LinkedIn, Glassdoor Add Tools To Reveal Your Pay Potential (seattletimes.com)
Money isn't everything, but it counts for a lot at work. That's why work-related websites like LinkedIn and Glassdoor are adding new online tools to help professionals understand their salary potential (Editor's note: the link could be paywalled; alternate source.) From a report on the Seattle Times: LinkedIn, which calls itself the social network for professionals, is adding a service that provides members with pay information for a variety of jobs, including a break-down by such factors as location, industry, education and experience. It's based on anonymized data submitted by LinkedIn members, including details about base pay and other compensation, such as bonuses and stock grants. The new service comes two weeks after Glassdoor, a competing online job site, introduced a feature that promises to help workers determine their "personal market value" by comparing their current job title, salary and related information with data from other workers and current hiring trends. Glassdoor's site already showed information about median salaries and perks, along with employees' reviews of what it's like to work at various companies. It says the new feature can be useful for job-seekers as well as workers who might want to negotiate a raise from their current employer.
These sites are dangerous. I just went through the process of setting salary ranges for a number of new hires and the discrepancies between the self-reported sites and the commercial data brokers are fairly large.
As best I can tell, most people reporting their salaries on Glassdoor (for example) are junior people who are either inflating their title/experience, rounding up their salary, or both. Also the higher up you go in titles, the wider the variance. Without information about sample size, it's hard to know if the range for, say, a CTO in Springfield is really $80k-300k or if they just happened to have two people report their salaries (or aspirational salaries).
Self-reported salary sites are simply too easy to game to be reliable. If I wanted to depress salaries in Springfield, I could just submit some carefully designed "employees" to skew the stats. Alternatively, employees appear to already be doing that to try to get salaries raise.
Once you're out of the "junior" part of your career (say 5 years of career maturity, regardless of your title), you tend to know your market value and what your salary trajectory will be (if not, talk to your co-workers about pay - that's how executives all keep their pay high, though they communicate via lawyers, board members, and SEC filings).

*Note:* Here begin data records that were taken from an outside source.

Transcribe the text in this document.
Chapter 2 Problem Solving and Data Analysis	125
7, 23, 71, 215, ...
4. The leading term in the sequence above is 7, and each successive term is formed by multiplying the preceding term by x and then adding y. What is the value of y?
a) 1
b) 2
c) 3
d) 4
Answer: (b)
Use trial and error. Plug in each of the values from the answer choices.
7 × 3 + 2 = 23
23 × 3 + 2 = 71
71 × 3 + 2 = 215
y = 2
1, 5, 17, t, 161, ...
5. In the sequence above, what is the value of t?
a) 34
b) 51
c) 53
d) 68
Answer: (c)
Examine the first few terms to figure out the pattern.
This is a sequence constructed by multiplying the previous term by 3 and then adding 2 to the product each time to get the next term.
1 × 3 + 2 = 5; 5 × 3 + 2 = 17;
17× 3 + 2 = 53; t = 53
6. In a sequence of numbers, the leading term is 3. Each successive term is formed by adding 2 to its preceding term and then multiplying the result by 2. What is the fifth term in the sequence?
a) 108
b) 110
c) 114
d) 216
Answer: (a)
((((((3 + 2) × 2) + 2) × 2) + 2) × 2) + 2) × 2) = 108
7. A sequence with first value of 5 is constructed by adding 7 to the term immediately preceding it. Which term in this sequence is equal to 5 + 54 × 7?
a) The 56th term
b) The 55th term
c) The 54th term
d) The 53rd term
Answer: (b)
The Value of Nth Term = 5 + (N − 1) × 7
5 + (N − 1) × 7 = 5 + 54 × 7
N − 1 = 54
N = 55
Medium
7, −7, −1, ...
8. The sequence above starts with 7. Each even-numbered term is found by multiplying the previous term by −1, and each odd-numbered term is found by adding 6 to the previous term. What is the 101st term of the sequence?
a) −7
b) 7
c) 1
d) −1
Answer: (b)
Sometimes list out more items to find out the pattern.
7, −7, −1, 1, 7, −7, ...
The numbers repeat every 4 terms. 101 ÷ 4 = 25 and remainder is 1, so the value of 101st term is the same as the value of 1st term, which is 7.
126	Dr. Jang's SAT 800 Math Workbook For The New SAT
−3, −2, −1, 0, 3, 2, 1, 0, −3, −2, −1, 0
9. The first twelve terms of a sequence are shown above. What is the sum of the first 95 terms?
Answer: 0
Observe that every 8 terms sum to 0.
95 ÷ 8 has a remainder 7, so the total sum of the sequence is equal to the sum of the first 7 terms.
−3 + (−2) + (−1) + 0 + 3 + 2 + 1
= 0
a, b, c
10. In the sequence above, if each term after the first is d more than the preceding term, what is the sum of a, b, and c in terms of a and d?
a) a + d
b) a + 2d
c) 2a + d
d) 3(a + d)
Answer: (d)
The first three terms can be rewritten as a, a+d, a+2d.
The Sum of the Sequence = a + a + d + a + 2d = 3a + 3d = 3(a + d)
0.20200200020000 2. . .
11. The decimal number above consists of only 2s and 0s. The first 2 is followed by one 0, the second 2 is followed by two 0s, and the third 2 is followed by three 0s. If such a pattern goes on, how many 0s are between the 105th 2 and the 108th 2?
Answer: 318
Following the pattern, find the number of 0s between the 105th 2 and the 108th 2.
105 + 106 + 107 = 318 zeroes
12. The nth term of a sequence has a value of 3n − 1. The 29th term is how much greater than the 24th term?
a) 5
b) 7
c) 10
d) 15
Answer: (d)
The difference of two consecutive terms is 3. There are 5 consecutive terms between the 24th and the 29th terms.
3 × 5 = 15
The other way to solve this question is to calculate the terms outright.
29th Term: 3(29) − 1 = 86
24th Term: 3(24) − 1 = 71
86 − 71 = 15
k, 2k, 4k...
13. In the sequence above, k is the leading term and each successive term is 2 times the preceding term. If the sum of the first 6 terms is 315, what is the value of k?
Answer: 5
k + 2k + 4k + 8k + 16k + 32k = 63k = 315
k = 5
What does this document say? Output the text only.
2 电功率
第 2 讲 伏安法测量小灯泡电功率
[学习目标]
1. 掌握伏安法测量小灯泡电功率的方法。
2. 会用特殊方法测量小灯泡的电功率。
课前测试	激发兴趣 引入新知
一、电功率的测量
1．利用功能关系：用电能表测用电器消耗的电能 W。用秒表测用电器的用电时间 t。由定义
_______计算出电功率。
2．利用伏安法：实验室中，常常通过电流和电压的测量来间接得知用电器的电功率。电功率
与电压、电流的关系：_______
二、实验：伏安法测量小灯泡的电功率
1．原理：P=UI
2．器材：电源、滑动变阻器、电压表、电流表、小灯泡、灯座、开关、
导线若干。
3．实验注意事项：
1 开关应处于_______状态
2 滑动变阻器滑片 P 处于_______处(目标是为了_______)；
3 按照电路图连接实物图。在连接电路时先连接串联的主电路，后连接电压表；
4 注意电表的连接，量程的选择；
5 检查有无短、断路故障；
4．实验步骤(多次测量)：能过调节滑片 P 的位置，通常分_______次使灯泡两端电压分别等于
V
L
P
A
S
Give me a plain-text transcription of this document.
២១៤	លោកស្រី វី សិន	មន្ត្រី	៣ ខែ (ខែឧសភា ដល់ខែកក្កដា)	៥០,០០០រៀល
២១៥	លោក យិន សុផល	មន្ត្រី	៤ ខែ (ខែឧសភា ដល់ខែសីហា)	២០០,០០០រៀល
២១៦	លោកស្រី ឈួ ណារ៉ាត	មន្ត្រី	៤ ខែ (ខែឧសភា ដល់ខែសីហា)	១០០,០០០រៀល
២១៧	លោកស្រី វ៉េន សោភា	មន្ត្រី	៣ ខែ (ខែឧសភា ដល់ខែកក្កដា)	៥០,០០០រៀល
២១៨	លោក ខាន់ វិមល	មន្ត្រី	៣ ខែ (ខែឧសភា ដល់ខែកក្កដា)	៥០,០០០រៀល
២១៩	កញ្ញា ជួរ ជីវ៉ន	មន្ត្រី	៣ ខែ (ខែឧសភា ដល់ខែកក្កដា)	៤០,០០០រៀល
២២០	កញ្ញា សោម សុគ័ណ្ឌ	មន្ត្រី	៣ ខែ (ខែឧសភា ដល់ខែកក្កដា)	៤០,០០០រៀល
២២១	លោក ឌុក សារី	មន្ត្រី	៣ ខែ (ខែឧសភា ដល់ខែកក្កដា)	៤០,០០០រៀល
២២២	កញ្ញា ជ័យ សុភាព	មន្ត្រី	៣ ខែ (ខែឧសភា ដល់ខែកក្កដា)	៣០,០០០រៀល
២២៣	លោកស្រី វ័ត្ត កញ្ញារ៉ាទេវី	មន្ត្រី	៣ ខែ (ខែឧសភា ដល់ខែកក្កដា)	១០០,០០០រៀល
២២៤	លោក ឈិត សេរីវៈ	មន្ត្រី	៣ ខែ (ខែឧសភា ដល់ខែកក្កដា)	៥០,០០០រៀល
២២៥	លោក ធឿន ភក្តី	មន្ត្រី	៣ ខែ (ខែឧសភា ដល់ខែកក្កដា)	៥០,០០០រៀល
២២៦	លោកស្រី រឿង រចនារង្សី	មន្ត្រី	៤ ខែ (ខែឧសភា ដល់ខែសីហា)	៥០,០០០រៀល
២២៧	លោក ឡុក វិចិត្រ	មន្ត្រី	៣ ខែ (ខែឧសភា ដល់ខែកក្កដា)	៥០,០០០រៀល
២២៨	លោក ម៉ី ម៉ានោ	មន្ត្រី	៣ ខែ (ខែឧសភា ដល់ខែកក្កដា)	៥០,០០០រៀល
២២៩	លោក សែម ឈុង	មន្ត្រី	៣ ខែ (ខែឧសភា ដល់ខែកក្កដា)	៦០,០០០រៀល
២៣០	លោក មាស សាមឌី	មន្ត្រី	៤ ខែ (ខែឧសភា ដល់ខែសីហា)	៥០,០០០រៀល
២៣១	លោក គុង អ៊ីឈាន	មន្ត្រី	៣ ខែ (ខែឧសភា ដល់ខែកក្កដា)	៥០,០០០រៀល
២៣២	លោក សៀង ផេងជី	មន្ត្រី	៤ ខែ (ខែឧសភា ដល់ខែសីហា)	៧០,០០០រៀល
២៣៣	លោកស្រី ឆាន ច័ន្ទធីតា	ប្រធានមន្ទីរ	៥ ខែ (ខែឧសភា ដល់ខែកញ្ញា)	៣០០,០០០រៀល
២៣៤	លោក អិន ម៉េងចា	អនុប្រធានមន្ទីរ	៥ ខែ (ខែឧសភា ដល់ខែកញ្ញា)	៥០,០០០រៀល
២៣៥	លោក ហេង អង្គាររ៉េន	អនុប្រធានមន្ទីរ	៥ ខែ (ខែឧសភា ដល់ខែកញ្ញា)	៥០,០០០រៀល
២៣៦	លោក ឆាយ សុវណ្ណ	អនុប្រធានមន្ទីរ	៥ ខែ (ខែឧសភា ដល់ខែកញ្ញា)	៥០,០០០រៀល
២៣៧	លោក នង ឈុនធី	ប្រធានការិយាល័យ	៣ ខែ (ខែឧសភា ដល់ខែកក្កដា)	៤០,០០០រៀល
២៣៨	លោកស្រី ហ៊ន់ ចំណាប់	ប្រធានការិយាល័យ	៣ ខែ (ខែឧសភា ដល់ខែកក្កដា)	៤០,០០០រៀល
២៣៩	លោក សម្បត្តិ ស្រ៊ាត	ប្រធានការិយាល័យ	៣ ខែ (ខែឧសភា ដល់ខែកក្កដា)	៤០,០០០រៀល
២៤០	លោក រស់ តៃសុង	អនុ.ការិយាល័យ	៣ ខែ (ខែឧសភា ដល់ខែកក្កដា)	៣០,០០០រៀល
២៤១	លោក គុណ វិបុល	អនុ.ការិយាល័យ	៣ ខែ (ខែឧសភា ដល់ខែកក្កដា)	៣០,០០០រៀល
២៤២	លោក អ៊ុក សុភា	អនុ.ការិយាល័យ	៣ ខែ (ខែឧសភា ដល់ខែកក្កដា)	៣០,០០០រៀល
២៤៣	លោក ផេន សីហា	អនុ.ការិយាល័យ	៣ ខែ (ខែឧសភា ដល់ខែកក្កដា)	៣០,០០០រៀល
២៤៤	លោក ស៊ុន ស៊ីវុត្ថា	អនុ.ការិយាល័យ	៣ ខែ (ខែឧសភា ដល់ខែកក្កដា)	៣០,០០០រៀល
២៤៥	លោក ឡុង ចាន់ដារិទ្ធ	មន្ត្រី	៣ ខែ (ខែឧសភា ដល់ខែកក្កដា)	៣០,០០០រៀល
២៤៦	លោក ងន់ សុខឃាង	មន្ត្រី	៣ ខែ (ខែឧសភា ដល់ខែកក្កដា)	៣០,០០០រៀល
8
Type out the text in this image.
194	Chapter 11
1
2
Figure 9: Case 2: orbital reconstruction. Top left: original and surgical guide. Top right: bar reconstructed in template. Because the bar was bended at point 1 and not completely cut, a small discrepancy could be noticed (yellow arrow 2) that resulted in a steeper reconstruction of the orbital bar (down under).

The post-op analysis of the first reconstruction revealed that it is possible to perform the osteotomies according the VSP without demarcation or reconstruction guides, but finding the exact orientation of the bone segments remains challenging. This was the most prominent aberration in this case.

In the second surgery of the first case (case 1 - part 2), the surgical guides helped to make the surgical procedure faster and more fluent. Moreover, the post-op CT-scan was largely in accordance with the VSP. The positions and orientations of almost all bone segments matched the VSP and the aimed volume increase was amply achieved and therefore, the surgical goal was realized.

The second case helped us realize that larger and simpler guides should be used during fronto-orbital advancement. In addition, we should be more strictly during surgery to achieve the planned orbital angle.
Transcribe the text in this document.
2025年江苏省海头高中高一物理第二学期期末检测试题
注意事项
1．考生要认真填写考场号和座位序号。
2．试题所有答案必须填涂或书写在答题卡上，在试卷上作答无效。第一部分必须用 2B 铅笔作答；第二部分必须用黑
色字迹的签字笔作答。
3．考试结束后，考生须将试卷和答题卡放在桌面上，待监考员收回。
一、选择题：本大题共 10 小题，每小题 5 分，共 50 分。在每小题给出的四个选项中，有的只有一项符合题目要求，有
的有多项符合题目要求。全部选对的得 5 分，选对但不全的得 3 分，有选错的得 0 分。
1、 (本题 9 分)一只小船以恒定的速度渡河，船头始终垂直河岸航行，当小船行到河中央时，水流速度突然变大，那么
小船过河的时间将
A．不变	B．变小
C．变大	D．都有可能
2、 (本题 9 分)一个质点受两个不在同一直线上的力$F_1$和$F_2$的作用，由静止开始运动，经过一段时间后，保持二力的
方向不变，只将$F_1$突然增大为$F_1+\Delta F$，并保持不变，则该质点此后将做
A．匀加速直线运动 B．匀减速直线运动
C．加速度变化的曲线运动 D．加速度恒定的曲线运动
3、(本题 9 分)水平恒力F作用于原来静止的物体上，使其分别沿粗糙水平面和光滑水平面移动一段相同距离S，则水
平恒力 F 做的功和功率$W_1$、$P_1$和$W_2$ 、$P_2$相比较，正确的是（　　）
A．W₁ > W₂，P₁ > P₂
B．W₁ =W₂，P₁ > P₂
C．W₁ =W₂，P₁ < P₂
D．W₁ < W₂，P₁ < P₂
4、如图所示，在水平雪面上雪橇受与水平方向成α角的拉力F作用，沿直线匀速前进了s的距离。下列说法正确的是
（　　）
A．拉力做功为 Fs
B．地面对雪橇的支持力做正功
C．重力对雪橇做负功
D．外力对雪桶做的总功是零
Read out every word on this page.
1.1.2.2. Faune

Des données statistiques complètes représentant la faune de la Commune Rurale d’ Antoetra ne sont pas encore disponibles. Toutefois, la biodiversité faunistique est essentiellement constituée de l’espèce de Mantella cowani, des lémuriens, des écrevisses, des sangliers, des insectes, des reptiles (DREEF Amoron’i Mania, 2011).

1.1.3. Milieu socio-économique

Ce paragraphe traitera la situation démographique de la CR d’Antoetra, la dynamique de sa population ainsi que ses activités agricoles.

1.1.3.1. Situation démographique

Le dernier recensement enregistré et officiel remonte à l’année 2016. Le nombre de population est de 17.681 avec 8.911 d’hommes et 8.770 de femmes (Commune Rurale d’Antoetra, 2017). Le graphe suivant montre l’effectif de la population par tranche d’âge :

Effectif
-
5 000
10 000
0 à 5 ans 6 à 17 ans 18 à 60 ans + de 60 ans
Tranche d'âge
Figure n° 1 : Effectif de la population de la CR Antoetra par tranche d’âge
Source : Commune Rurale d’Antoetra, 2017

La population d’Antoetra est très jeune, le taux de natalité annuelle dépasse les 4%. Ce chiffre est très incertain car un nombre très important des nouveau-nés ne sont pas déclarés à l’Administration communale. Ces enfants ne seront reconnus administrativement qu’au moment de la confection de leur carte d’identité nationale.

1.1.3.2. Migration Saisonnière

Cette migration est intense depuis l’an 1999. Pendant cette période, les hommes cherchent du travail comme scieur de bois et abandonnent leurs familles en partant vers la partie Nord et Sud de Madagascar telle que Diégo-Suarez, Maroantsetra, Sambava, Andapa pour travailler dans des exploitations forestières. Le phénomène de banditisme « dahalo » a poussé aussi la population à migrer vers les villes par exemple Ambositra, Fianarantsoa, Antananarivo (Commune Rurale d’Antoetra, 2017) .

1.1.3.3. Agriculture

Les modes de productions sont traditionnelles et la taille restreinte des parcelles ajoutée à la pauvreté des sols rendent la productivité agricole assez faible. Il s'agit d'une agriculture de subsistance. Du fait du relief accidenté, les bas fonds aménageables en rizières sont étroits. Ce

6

At that point, you're not going to report to these sites.
Employees and job seekers have ready access to these sites and use the data when negotiating raise. The problem is that HR departments have access to commercial databases compiled from actual pay-stub data. This sets up employees for some awkward conversations when they try to justify their 150% pay increase + company Ferrari because someone on Glassdoor claimed that's what their compensation is.